Data Flow Pipeline
This page traces data from each external source system through the Bronze, Gold, Semantic, and Reports layers. Understanding this flow is essential for debugging data quality issues, adding new sources, and reasoning about data freshness.
End-to-End Data Flow
graph TD
subgraph Sources["Source Systems"]
AX["Dynamics AX<br/><small>ERP: sales, inventory,<br/>logistics, finance</small>"]
DV["Dataverse<br/><small>CRM: contacts, accounts,<br/>system users</small>"]
VS["Vesper API<br/><small>Cheese futures, spot prices,<br/>exchange rates</small>"]
SP["SharePoint<br/><small>List data</small>"]
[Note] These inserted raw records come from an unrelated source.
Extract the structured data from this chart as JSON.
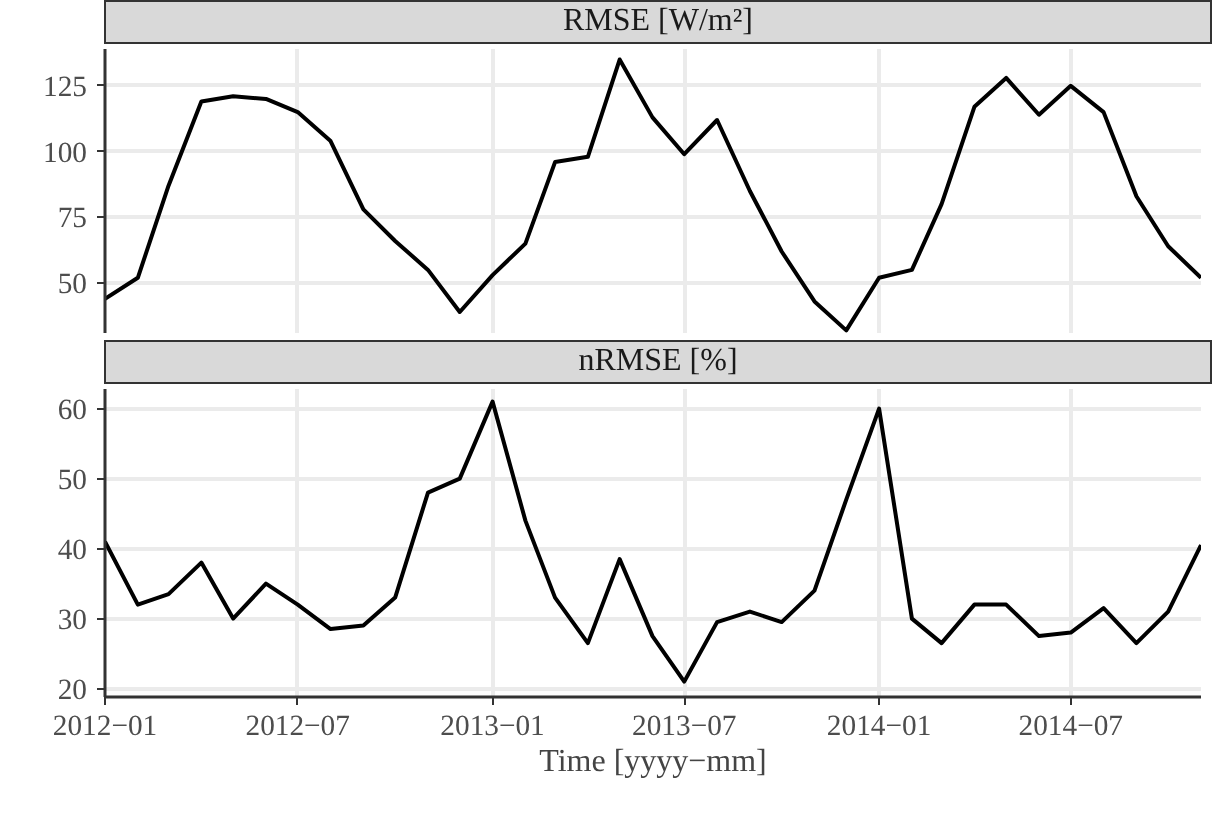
{
  "chart_data": [
    {
      "type": "line",
      "title": "RMSE [W/m²]",
      "x": [
        "2012-01",
        "2012-02",
        "2012-03",
        "2012-04",
        "2012-05",
        "2012-06",
        "2012-07",
        "2012-08",
        "2012-09",
        "2012-10",
        "2012-11",
        "2012-12",
        "2013-01",
        "2013-02",
        "2013-03",
        "2013-04",
        "2013-05",
        "2013-06",
        "2013-07",
        "2013-08",
        "2013-09",
        "2013-10",
        "2013-11",
        "2013-12",
        "2014-01",
        "2014-02",
        "2014-03",
        "2014-04",
        "2014-05",
        "2014-06",
        "2014-07",
        "2014-08",
        "2014-09",
        "2014-10",
        "2014-11"
      ],
      "series": [
        {
          "color": "#000000",
          "values": [
            44,
            52,
            87,
            119,
            121,
            120,
            115,
            104,
            78,
            66,
            55,
            39,
            53,
            65,
            96,
            98,
            135,
            113,
            99,
            112,
            85,
            62,
            43,
            32,
            52,
            55,
            80,
            117,
            128,
            114,
            125,
            115,
            83,
            64,
            52
          ]
        }
      ],
      "xlim": [
        "2012-01",
        "2014-11"
      ],
      "ylim": [
        31,
        139
      ],
      "yticks": [
        50,
        75,
        100,
        125
      ],
      "xticks": [
        {
          "value": "2012-01",
          "label": null
        },
        {
          "value": "2012-07",
          "label": null
        },
        {
          "value": "2013-01",
          "label": null
        },
        {
          "value": "2013-07",
          "label": null
        },
        {
          "value": "2014-01",
          "label": null
        },
        {
          "value": "2014-07",
          "label": null
        }
      ],
      "grid": true,
      "tick_labels": "y"
    },
    {
      "type": "line",
      "title": "nRMSE [%]",
      "xlabel": "Time [yyyy−mm]",
      "x": [
        "2012-01",
        "2012-02",
        "2012-03",
        "2012-04",
        "2012-05",
        "2012-06",
        "2012-07",
        "2012-08",
        "2012-09",
        "2012-10",
        "2012-11",
        "2012-12",
        "2013-01",
        "2013-02",
        "2013-03",
        "2013-04",
        "2013-05",
        "2013-06",
        "2013-07",
        "2013-08",
        "2013-09",
        "2013-10",
        "2013-11",
        "2013-12",
        "2014-01",
        "2014-02",
        "2014-03",
        "2014-04",
        "2014-05",
        "2014-06",
        "2014-07",
        "2014-08",
        "2014-09",
        "2014-10",
        "2014-11"
      ],
      "series": [
        {
          "color": "#000000",
          "values": [
            41,
            32,
            33.5,
            38,
            30,
            35,
            32,
            28.5,
            29,
            33,
            48,
            50,
            61,
            44,
            33,
            26.5,
            38.5,
            27.5,
            21,
            29.5,
            31,
            29.5,
            34,
            47,
            60,
            30,
            26.5,
            32,
            32,
            27.5,
            28,
            31.5,
            26.5,
            31,
            40.5
          ]
        }
      ],
      "xlim": [
        "2012-01",
        "2014-11"
      ],
      "ylim": [
        18.8,
        62.8
      ],
      "yticks": [
        20,
        30,
        40,
        50,
        60
      ],
      "xticks": [
        {
          "value": "2012-01",
          "label": "2012−01"
        },
        {
          "value": "2012-07",
          "label": "2012−07"
        },
        {
          "value": "2013-01",
          "label": "2013−01"
        },
        {
          "value": "2013-07",
          "label": "2013−07"
        },
        {
          "value": "2014-01",
          "label": "2014−01"
        },
        {
          "value": "2014-07",
          "label": "2014−07"
        }
      ],
      "grid": true
    }
  ]
}
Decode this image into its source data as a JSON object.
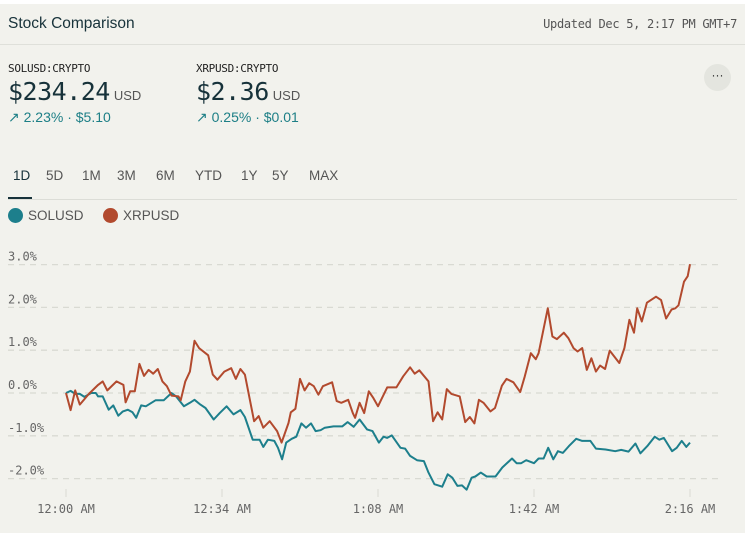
{
  "header": {
    "title": "Stock Comparison",
    "updated": "Updated Dec 5, 2:17 PM GMT+7"
  },
  "quotes": [
    {
      "symbol": "SOLUSD:CRYPTO",
      "price": "$234.24",
      "currency": "USD",
      "change": "↗ 2.23% · $5.10"
    },
    {
      "symbol": "XRPUSD:CRYPTO",
      "price": "$2.36",
      "currency": "USD",
      "change": "↗ 0.25% · $0.01"
    }
  ],
  "more_icon": "more-horizontal-icon",
  "more_label": "···",
  "tabs": [
    {
      "label": "1D",
      "active": true
    },
    {
      "label": "5D"
    },
    {
      "label": "1M"
    },
    {
      "label": "3M"
    },
    {
      "label": "6M"
    },
    {
      "label": "YTD"
    },
    {
      "label": "1Y"
    },
    {
      "label": "5Y"
    },
    {
      "label": "MAX"
    }
  ],
  "chart_data": {
    "type": "line",
    "title": "",
    "xlabel": "",
    "ylabel": "",
    "x_tick_labels": [
      "12:00 AM",
      "12:34 AM",
      "1:08 AM",
      "1:42 AM",
      "2:16 AM"
    ],
    "x_tick_minutes": [
      0,
      34,
      68,
      102,
      136
    ],
    "y_tick_labels": [
      "3.0%",
      "2.0%",
      "1.0%",
      "0.0%",
      "-1.0%",
      "-2.0%"
    ],
    "y_ticks": [
      3,
      2,
      1,
      0,
      -1,
      -2
    ],
    "ylim": [
      -2.6,
      3.3
    ],
    "grid": "horizontal dashed",
    "legend": "top-left",
    "series": [
      {
        "name": "SOLUSD",
        "color": "#1d7f8c",
        "points": [
          [
            0,
            0
          ],
          [
            1,
            0.05
          ],
          [
            2,
            -0.02
          ],
          [
            3,
            -0.02
          ],
          [
            4,
            -0.09
          ],
          [
            5.5,
            0
          ],
          [
            6.5,
            0
          ],
          [
            7,
            -0.08
          ],
          [
            8,
            -0.08
          ],
          [
            9.3,
            -0.39
          ],
          [
            10.3,
            -0.29
          ],
          [
            11.4,
            -0.53
          ],
          [
            12.4,
            -0.43
          ],
          [
            13.5,
            -0.39
          ],
          [
            14.5,
            -0.45
          ],
          [
            15.3,
            -0.58
          ],
          [
            16.4,
            -0.29
          ],
          [
            17.4,
            -0.31
          ],
          [
            19.5,
            -0.17
          ],
          [
            21.3,
            -0.17
          ],
          [
            23,
            0
          ],
          [
            24,
            -0.08
          ],
          [
            25.7,
            -0.31
          ],
          [
            27,
            -0.23
          ],
          [
            28,
            -0.16
          ],
          [
            29.3,
            -0.27
          ],
          [
            30.4,
            -0.35
          ],
          [
            32.2,
            -0.62
          ],
          [
            33.5,
            -0.47
          ],
          [
            35,
            -0.31
          ],
          [
            36.5,
            -0.5
          ],
          [
            38,
            -0.4
          ],
          [
            39,
            -0.56
          ],
          [
            40.7,
            -1.09
          ],
          [
            42.2,
            -1.09
          ],
          [
            43,
            -1.26
          ],
          [
            44,
            -1.09
          ],
          [
            45.4,
            -1.12
          ],
          [
            46.2,
            -1.28
          ],
          [
            47.1,
            -1.55
          ],
          [
            48,
            -1.16
          ],
          [
            49.2,
            -1.07
          ],
          [
            50.2,
            -1.02
          ],
          [
            51.3,
            -0.71
          ],
          [
            52.3,
            -0.81
          ],
          [
            53.4,
            -0.71
          ],
          [
            54.4,
            -0.89
          ],
          [
            55.5,
            -0.87
          ],
          [
            56.4,
            -0.81
          ],
          [
            58.3,
            -0.78
          ],
          [
            60.2,
            -0.78
          ],
          [
            61.4,
            -0.68
          ],
          [
            62.7,
            -0.79
          ],
          [
            64,
            -0.62
          ],
          [
            65.6,
            -0.85
          ],
          [
            66.8,
            -0.89
          ],
          [
            68.2,
            -1.16
          ],
          [
            69.2,
            -1.02
          ],
          [
            70,
            -1.05
          ],
          [
            71,
            -0.99
          ],
          [
            72.9,
            -1.28
          ],
          [
            73.9,
            -1.3
          ],
          [
            75,
            -1.47
          ],
          [
            76.5,
            -1.57
          ],
          [
            78,
            -1.59
          ],
          [
            79,
            -1.86
          ],
          [
            80.3,
            -2.13
          ],
          [
            82,
            -2.19
          ],
          [
            83.2,
            -1.9
          ],
          [
            84.2,
            -1.98
          ],
          [
            85.3,
            -2.17
          ],
          [
            86.3,
            -2.16
          ],
          [
            87.3,
            -2.26
          ],
          [
            88.4,
            -1.98
          ],
          [
            89.2,
            -1.95
          ],
          [
            90.4,
            -1.86
          ],
          [
            91.7,
            -1.95
          ],
          [
            93.6,
            -1.95
          ],
          [
            95.1,
            -1.74
          ],
          [
            97.2,
            -1.53
          ],
          [
            98.2,
            -1.64
          ],
          [
            99.2,
            -1.64
          ],
          [
            100.3,
            -1.57
          ],
          [
            102,
            -1.64
          ],
          [
            103,
            -1.53
          ],
          [
            104.1,
            -1.53
          ],
          [
            105.1,
            -1.28
          ],
          [
            106.2,
            -1.55
          ],
          [
            107.2,
            -1.36
          ],
          [
            108.3,
            -1.4
          ],
          [
            109.6,
            -1.24
          ],
          [
            111.2,
            -1.07
          ],
          [
            112.5,
            -1.12
          ],
          [
            114.3,
            -1.12
          ],
          [
            115.5,
            -1.3
          ],
          [
            117.6,
            -1.32
          ],
          [
            119.7,
            -1.36
          ],
          [
            121,
            -1.33
          ],
          [
            122.6,
            -1.37
          ],
          [
            124.1,
            -1.18
          ],
          [
            125.2,
            -1.41
          ],
          [
            126.7,
            -1.24
          ],
          [
            128.3,
            -1.02
          ],
          [
            129.3,
            -1.09
          ],
          [
            130.3,
            -1.05
          ],
          [
            132.1,
            -1.36
          ],
          [
            133.1,
            -1.28
          ],
          [
            134.2,
            -1.12
          ],
          [
            135.2,
            -1.26
          ],
          [
            136,
            -1.16
          ]
        ]
      },
      {
        "name": "XRPUSD",
        "color": "#b24a2e",
        "points": [
          [
            0,
            0
          ],
          [
            1,
            -0.4
          ],
          [
            2,
            0.06
          ],
          [
            3,
            -0.27
          ],
          [
            5,
            -0.02
          ],
          [
            7,
            0.19
          ],
          [
            8,
            0.27
          ],
          [
            9,
            0.06
          ],
          [
            11,
            0.27
          ],
          [
            12.5,
            0.19
          ],
          [
            13,
            -0.22
          ],
          [
            14,
            0.04
          ],
          [
            15,
            0.04
          ],
          [
            16,
            0.68
          ],
          [
            17,
            0.4
          ],
          [
            18,
            0.54
          ],
          [
            19,
            0.45
          ],
          [
            20,
            0.56
          ],
          [
            21,
            0.27
          ],
          [
            22,
            0.16
          ],
          [
            23,
            -0.06
          ],
          [
            24.5,
            -0.08
          ],
          [
            25,
            -0.17
          ],
          [
            26,
            0.27
          ],
          [
            27,
            0.5
          ],
          [
            28,
            1.22
          ],
          [
            29,
            1.05
          ],
          [
            31,
            0.88
          ],
          [
            32,
            0.43
          ],
          [
            33,
            0.31
          ],
          [
            34.5,
            0.5
          ],
          [
            36,
            0.58
          ],
          [
            37,
            0.33
          ],
          [
            38,
            0.56
          ],
          [
            39,
            0.43
          ],
          [
            41,
            -0.66
          ],
          [
            42,
            -0.54
          ],
          [
            43,
            -0.81
          ],
          [
            44.4,
            -0.66
          ],
          [
            46,
            -0.89
          ],
          [
            47,
            -1.16
          ],
          [
            48.5,
            -0.7
          ],
          [
            49,
            -0.45
          ],
          [
            50,
            -0.37
          ],
          [
            51,
            0.33
          ],
          [
            52,
            0.06
          ],
          [
            53,
            0.23
          ],
          [
            54,
            0.16
          ],
          [
            55,
            -0.04
          ],
          [
            56,
            0.16
          ],
          [
            58,
            0.25
          ],
          [
            59,
            -0.19
          ],
          [
            60,
            -0.23
          ],
          [
            61.5,
            -0.16
          ],
          [
            62.5,
            -0.47
          ],
          [
            63,
            -0.58
          ],
          [
            64,
            -0.23
          ],
          [
            65,
            -0.47
          ],
          [
            66,
            0.04
          ],
          [
            67,
            -0.12
          ],
          [
            68,
            -0.31
          ],
          [
            70,
            0.13
          ],
          [
            72,
            0.13
          ],
          [
            73.5,
            0.39
          ],
          [
            75,
            0.6
          ],
          [
            76,
            0.45
          ],
          [
            77,
            0.53
          ],
          [
            79,
            0.27
          ],
          [
            80,
            -0.66
          ],
          [
            81,
            -0.45
          ],
          [
            82,
            -0.62
          ],
          [
            83,
            0.09
          ],
          [
            84,
            -0.02
          ],
          [
            85.8,
            -0.08
          ],
          [
            87,
            -0.68
          ],
          [
            88,
            -0.56
          ],
          [
            89,
            -0.71
          ],
          [
            90,
            -0.16
          ],
          [
            91,
            -0.23
          ],
          [
            92.5,
            -0.43
          ],
          [
            93.5,
            -0.35
          ],
          [
            95,
            0.17
          ],
          [
            96,
            0.33
          ],
          [
            97.5,
            0.25
          ],
          [
            99,
            0.02
          ],
          [
            100,
            0.39
          ],
          [
            101.3,
            0.93
          ],
          [
            102.4,
            0.79
          ],
          [
            103,
            0.93
          ],
          [
            105,
            1.98
          ],
          [
            106,
            1.32
          ],
          [
            107,
            1.26
          ],
          [
            108.5,
            1.41
          ],
          [
            109.5,
            1.28
          ],
          [
            110.6,
            1.05
          ],
          [
            111.5,
            0.97
          ],
          [
            112.5,
            1.05
          ],
          [
            113.5,
            0.54
          ],
          [
            114.5,
            0.81
          ],
          [
            115.5,
            0.5
          ],
          [
            116.4,
            0.64
          ],
          [
            117.5,
            0.56
          ],
          [
            118.5,
            0.99
          ],
          [
            120.6,
            0.7
          ],
          [
            121.7,
            1.05
          ],
          [
            122.8,
            1.71
          ],
          [
            123.8,
            1.41
          ],
          [
            124.5,
            1.98
          ],
          [
            125.5,
            1.67
          ],
          [
            126.6,
            2.11
          ],
          [
            128.6,
            2.25
          ],
          [
            129.7,
            2.17
          ],
          [
            130.8,
            1.74
          ],
          [
            132,
            1.95
          ],
          [
            132.8,
            1.98
          ],
          [
            133.5,
            2.05
          ],
          [
            134.7,
            2.6
          ],
          [
            135.5,
            2.73
          ],
          [
            136,
            3.01
          ]
        ]
      }
    ]
  }
}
DC["Datacollect<br/><small>Internal data collection<br/>forms</small>"]
BD["Broker Systems<br/><small>Marex, StoneX<br/>futures positions</small>"]
end
subgraph Ingestion["Ingestion Layer"]
SH["Lakehouse Shortcuts<br/><small>Zero-ETL, Microsoft-managed<br/>sync to OneLake</small>"]
AF["Azure Functions<br/><small>Python, scheduled +<br/>on-demand ingestion</small>"]
end
subgraph Bronze["Bronze Lakehouse<br/><small>Raw data, no transforms</small>"]
BT["Bronze Tables<br/><small>~100 source tables<br/>exposed via SQL endpoint</small>"]
end
subgraph Gold["Gold Warehouse<br/><small>dbt transforms, schema: dbo</small>"]
STG["Staging (78 models)<br/><small>1:1 with sources<br/>Light rename + cast</small>"]
INT["Intermediate (14 models)<br/><small>Joins, business logic<br/>Cross-source enrichment</small>"]
MRT["Marts (84 models)<br/><small>Dims + Facts<br/>Business-ready tables</small>"]
VW["Consumer Views<br/><small>Tagged: consumer_view</small>"]
MON["Monitoring Models<br/><small>ETL health metrics</small>"]
end
subgraph Semantic["Semantic Layer"]
DL["5 DirectLake Models<br/><small>Auto-refresh from Gold<br/>LH_Gold_Full, Datacollect,<br/>3 market data models</small>"]
IM["2 Import/Mixed Models<br/><small>Manual credential refresh<br/>Report Owners + 1 other</small>"]
end
subgraph Output["Output Layer"]
RPT["22 Power BI Reports"]
EXP["Excel Exports<br/><small>SQL -> Excel -> Email<br/>Config-driven, scheduled</small>"]
end
AX -->|shortcuts| SH
DV -->|shortcuts| SH
SP -->|shortcuts| SH
VS -->|scheduled| AF
DC -->|on-demand| AF
BD -->|scheduled| AF
SH --> BT
AF --> BT
BT --> STG
STG --> INT
INT --> MRT
MRT --> VW
MRT --> MON
MRT -->|DirectLake| DL
MRT --> IM
DL --> RPT
IM --> RPT
MRT --> EXP
Source Systems
Six source systems feed into Bronze via shortcuts (zero-copy references) or Azure Functions (scheduled/on-demand ingestion). For the full source inventory with ingestion methods, schema organization, and Bronze architecture, see Data Sources.
dbt Transformation Layers
Data flows through three dbt layers: Staging (1:1 views on source tables), Intermediate (cross-source joins and business logic), and Marts (materialized dimensions and facts consumed by semantic models). See dbt Pipeline Overview for the full layer architecture, source groups, macros, and critical business logic.
Export System
Alongside reports, the platform provides config-driven exports: SQL query → Excel generation → email delivery. Exports can be scheduled or triggered on-demand via a web UI. See Export System for configuration, authorization, and the full architecture.
Data Freshness
| Layer | Freshness | Trigger |
|---|---|---|
| Bronze (shortcuts) | Near real-time | Microsoft-managed sync |
| Bronze (API ingestion) | Daily or on-demand | Azure Functions timer/HTTP triggers |
| Gold Warehouse | Nightly (full build) + PR builds | dbt-dev-build.yml pipeline |
| Semantic (DirectLake) | Immediate after Gold build | No separate refresh needed |
| Semantic (Import) | Manual refresh | Requires credential owner to trigger |
| Reports | Real-time from Semantic | No caching layer |
The practical implication: for most reports, data is at most one day old (reflecting the nightly dbt build). Dataverse/AX source data in Bronze is near real-time, but Gold transformation is batch.